Eine Woche später bin ich um 21:30 nach einer mehr oder weniger gelungenen (und glücklicherweise bestandenen) Prüfung auf dem Weg zum Auto, um nachhause zu fahren. Als erstes öffne ich natürlich den Live-Ticker und traue meinen Augen kaum. Der BVB steht zur Pause 2:0 vorne und hat weitere Chancen ohne Ende. Dazu kriege ich über alle möglichen digitalen Kanäle von Freunden im Stadion erzählt, dass sie noch nie so eine geile Stimmung erlebt haben. Was mir in dem Moment durch den Kopf geht, ist wohl am Besten mit Hugh Grants Worten ('Notting Hill", die Frauen werden sich erinnern) zu beschreiben: "Oh ich Hornochse, ich hab die falsche Entscheidung getroffen!" *stummes zustimmendes betretenes Nicken aus dem Publikum, einer ruft mitleidslos 'Jep!'*. Ich stehe derweil vor dem Schulgebäude und will mich einfach nur nach Dortmund auf die Süd beamen oder alternativ den Kopf so lange gegen die Wand schlagen, bis ich vergessen würde, dass ich mir dieses Spiel entgehen lassen habe. Stattdessen steige ich ins Auto und fahre traurig (und doch auch irgendwie etwas hoffnungsvoll) nachhause, mit laufendem Radio. Es reicht am Ende nicht, dennoch habe ich ein unglaubliches Spiel verpasst, das wird mir sofort klar und das wurmt mich bis heute.

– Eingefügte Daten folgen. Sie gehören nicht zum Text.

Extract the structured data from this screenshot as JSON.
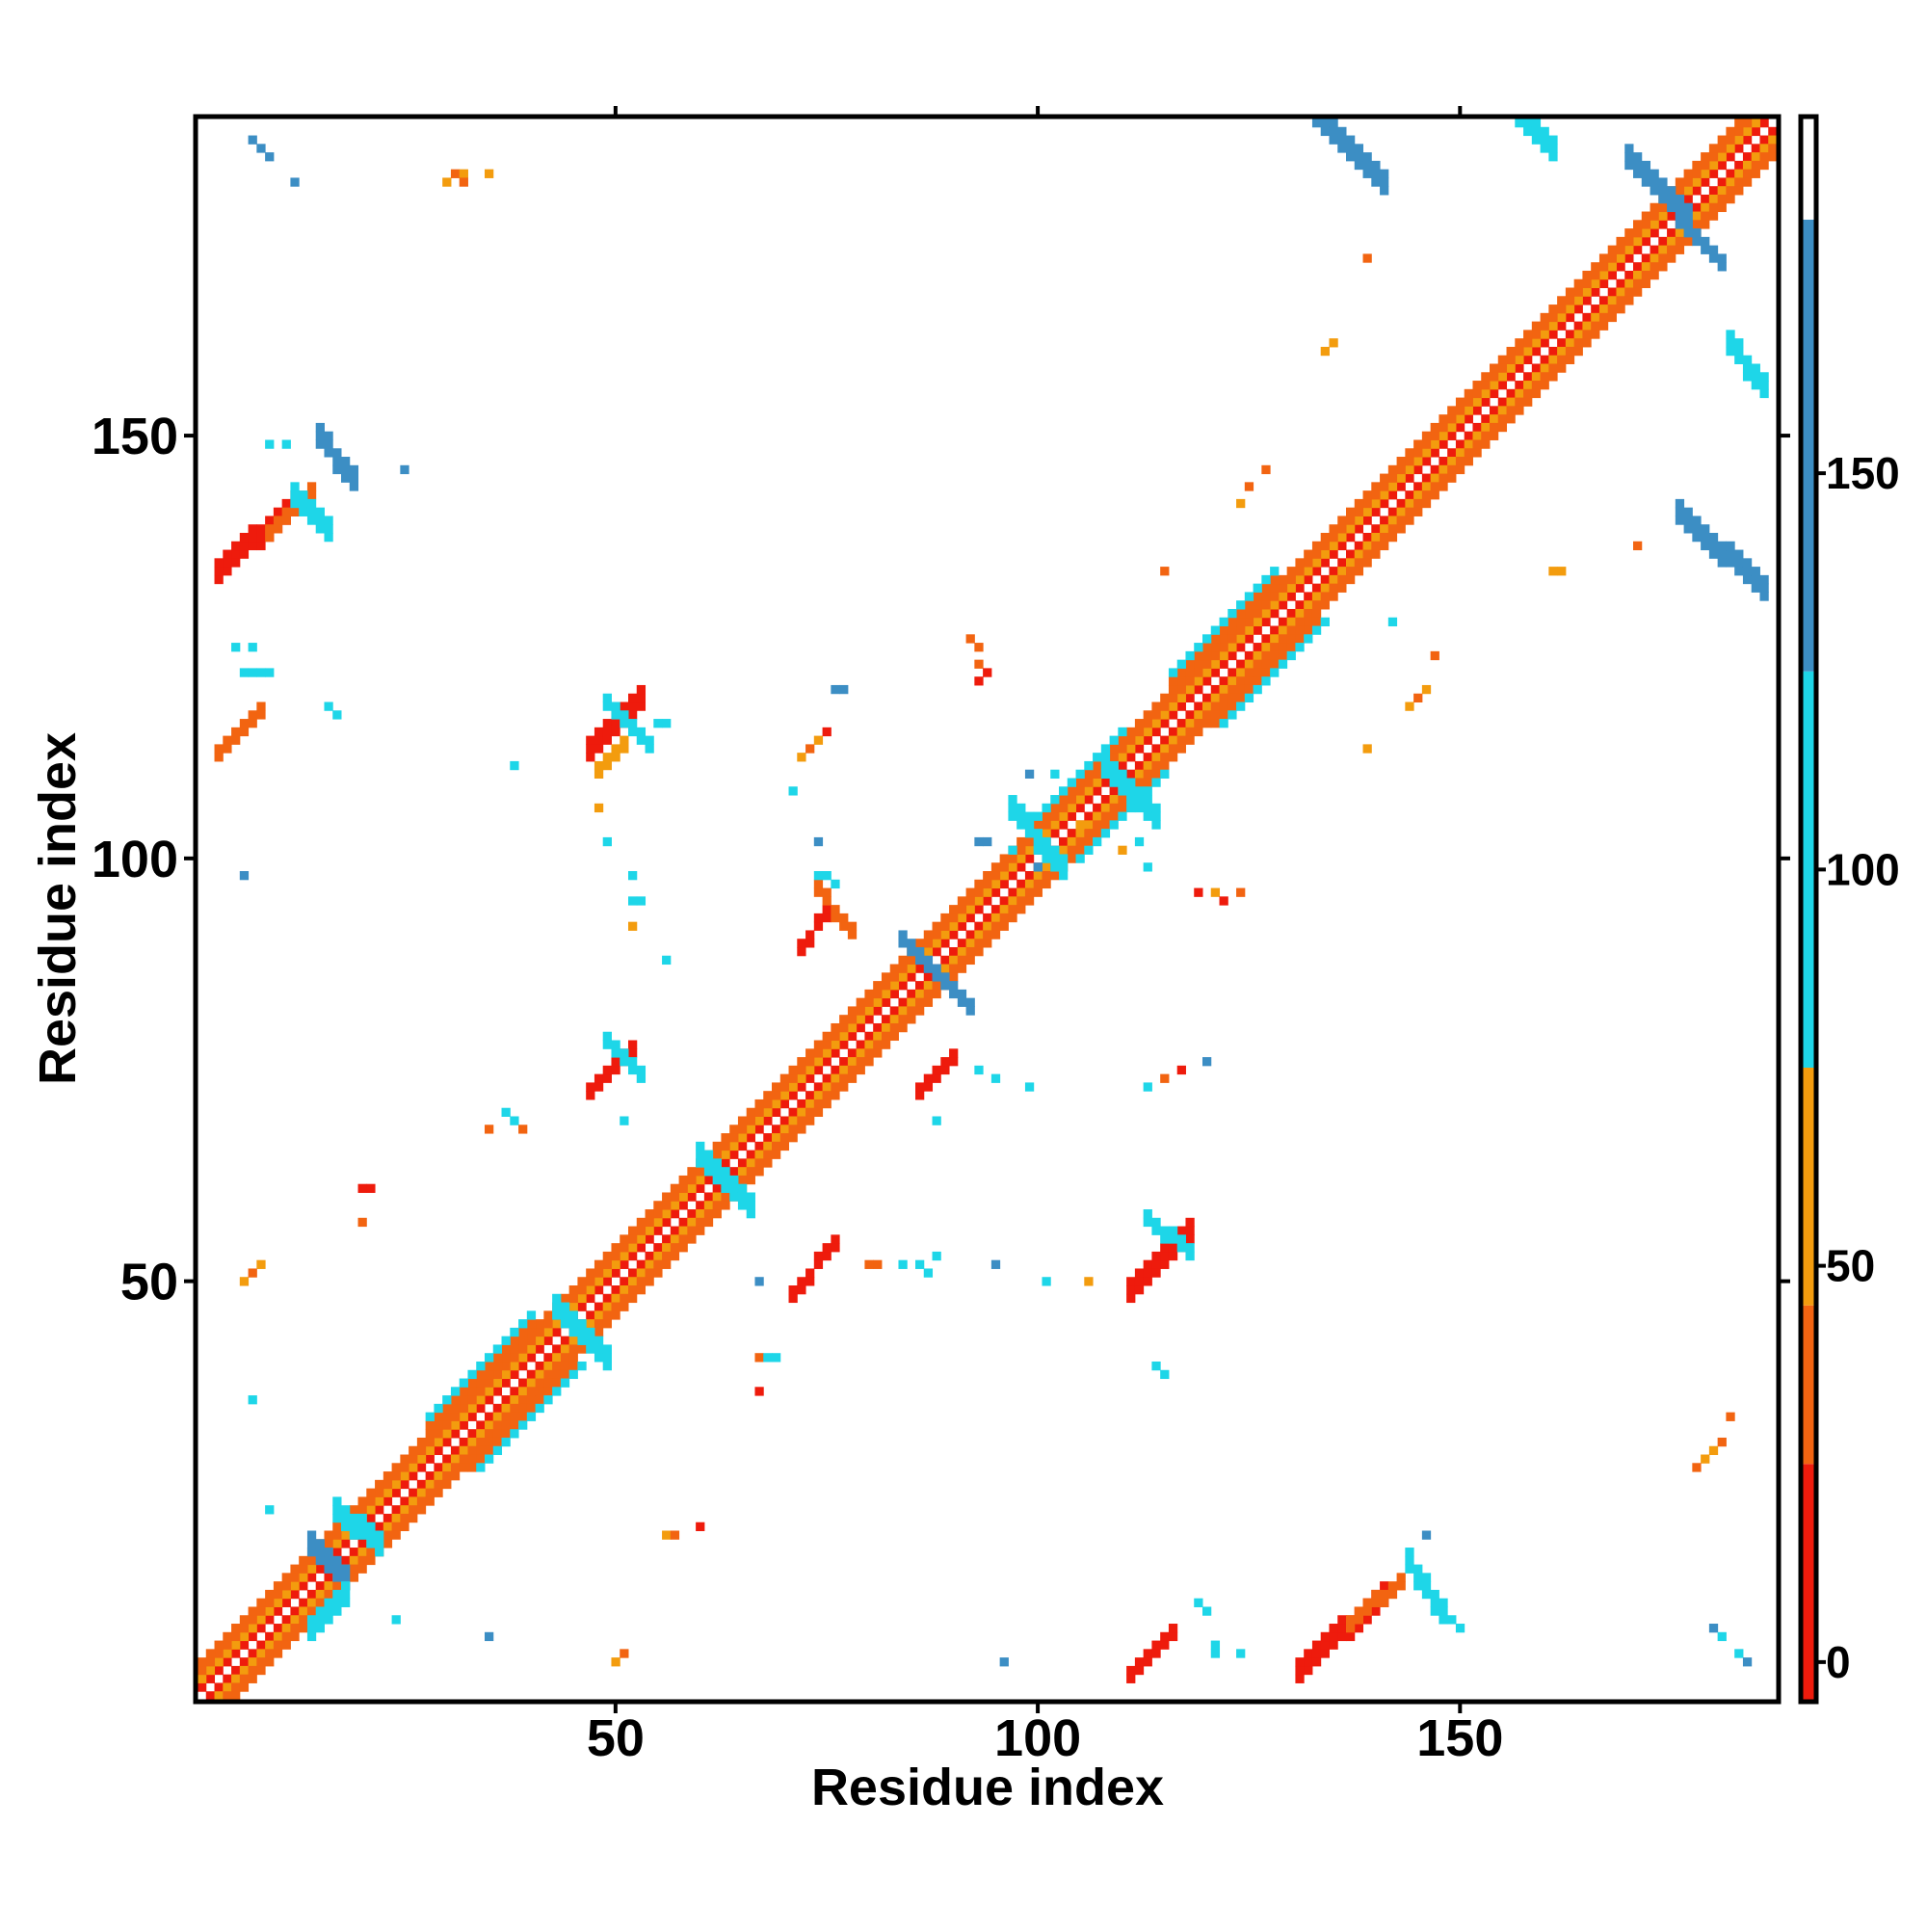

Die Konsequenz daraus zog ich für mich ein halbes Jahr später. Ich schrieb meine allerletzte Prüfung am 09.12.2014. Wenn ich bestehen würde, müsste ich wohl nie wieder die Schulbank drücken und hätte meinen Bachelor (eine gelungene Bachelorarbeit vorausgesetzt) in der Tasche. Würde ich die Prüfung verpassen oder versauen, müsste ich die Wiederholung schaffen, um nicht noch ein halbes Jahr dranhängen zu müssen. Dumm nur, dass der BVB mal wieder für ein Dienstag Heimspiel eingetragen war. Na gut, Anderlecht ist jetzt nicht gerade der Brüller, aber nochmal ein Spiel verpassen? Nach der Geschichte mit dem Real Spiel nicht mehr möglich. Andererseits war die Prüfung für 18 Uhr angesetzt und sollte 2 Stunden dauern. Dazu muss man von Arnheim nach Dortmund gut und gerne 1:45 einkalkulieren, besser 2 Stunden. Ein paar Tage vor dem Spiel begann ich zu rechnen. Ich kam zum Ergebnis, dass ich pünktlich zur zweiten Halbzeit im Stadion sein können müsste, wenn ich spätestens um 19 Uhr die Schule verließ. Und so kam es, dass ich an diesem Tag nach der Hälfte der vorgegebenen Zeit die Prüfung abgab, zum Auto sprintete, mit allen 176.8km/h die der kleine Ka hergab die A3 runter bretterte, durch die hochgeklappten Drehkreuze sprintete und zur 30. Minute auf der Süd stand. Dass das Spiel dabei bis zum Schluss nicht nur unbedeutend, sondern auch noch relativ langweilig war, war mir egal. Es würde mir kein zweites Mal passieren. Es würde mir niemals wieder passieren!